Au Maroc, on tente d’incriminer la France et bien sûr l’Algérie, avec un argument qui ne tient pas et qui se résume à peu près à ceci : Paris, en besoin pressant du gaz algérien, s’est rapproché d’Alger au détriment de Rabat.

Or, le gaz algérien ne représente pas grand-chose dans le mix énergétique français, comme l’a expliqué le président Emmanuel Macron lors de sa visite en Algérie en août dernier.

Le problème est ailleurs, précisément dans les agissements de la diplomatie et des services marocains. Ces derniers sont allés trop loin pour espérer garder de bonnes relations avec la France.

Le piratage via le logiciel espion israélien Pegasus du téléphone personnel du président français est un acte gravissime, et pour beaucoup d’analystes, c’est de là qu’est parti le froid en cours entre Paris et Rabat.

Le scandale Pegasus, révélé pendant l’été 2021, même s’il n’a pas donné lieu à des réactions à la mesure de la gravité de l’acte, a marqué le début de la fin de l’impunité du Maroc.

Maroc : les scandales à répétition

« Emmanuel Macron est moins favorable au Maroc que ces prédécesseurs notamment Jacques Chirac et Nicolas Sarkozy.
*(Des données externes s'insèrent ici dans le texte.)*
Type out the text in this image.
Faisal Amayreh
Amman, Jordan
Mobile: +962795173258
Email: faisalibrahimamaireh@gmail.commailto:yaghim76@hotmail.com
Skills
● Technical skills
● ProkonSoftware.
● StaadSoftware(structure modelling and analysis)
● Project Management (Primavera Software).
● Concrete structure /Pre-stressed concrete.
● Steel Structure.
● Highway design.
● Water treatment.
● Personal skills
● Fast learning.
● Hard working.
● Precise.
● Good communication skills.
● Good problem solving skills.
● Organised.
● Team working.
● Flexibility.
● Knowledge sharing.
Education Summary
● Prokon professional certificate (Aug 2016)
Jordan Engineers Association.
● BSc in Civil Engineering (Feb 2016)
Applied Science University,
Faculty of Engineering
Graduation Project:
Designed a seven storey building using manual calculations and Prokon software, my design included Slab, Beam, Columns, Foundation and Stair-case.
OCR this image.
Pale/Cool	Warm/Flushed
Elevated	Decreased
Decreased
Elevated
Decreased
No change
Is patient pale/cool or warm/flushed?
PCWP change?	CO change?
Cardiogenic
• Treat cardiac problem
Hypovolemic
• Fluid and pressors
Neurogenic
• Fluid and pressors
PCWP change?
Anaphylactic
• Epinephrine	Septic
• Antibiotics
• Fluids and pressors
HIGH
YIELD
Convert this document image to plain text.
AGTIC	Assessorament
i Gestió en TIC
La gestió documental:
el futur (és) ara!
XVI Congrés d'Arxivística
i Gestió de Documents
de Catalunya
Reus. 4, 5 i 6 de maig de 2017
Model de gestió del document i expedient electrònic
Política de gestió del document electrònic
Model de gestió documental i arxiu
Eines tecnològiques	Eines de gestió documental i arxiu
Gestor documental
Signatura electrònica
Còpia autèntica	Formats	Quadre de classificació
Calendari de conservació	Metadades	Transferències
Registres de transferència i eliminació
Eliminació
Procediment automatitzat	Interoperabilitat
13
Il y a quelques années le Maroc était intouchable en France », note un spécialiste des relations France-Maghreb.

Comme le montre la crise des visas de 2021 où le président français n’a pas hésité à sanctionner le royaume au même titre que l’Algérie et la Tunisie.

Même si le royaume n’a pas perdu totalement ses moyens d’influence à Paris, il a lui-même affaibli sa capacité de lobbying, à tel point que défendre le Maroc aujourd’hui en France risque de provoquer des suspicions de corruption.

Le Maroc a sans doute fait un mauvais calcul en se croyant hors d’atteinte après son rapprochement d’Israël et des Etats-Unis en 2020.

Depuis, ses dérapages et ses bravades à l’égard de la « vieille Europe » ne se compte plus. Pour ne citer que l’acte le plus spectaculaire, le Maroc a lâché en mai 2021 sa « bombe migratoire » sur l’Espagne en laissant entrer simultanément des milliers de migrants dans les enclaves de Ceuta et Melilla.

Après plusieurs mois de chantage assumé, l’Espagne a fini par céder en s’alignant sur les thèses marocaines sur le Sahara occidental. Ce qui n’est pas le cas de la France ou de l’Allemagne, qui n’ont pas changé de position sur ce dossier.

Outre l’espionnage et la corruption, cette pression permanente que met le Maroc concernant la question sahraouie a fini par passer l’Europe. En voulant toujours plus et en franchissant toutes les lignes rouges, le royaume a fini par castrer lui-même son pouvoir de lobbying.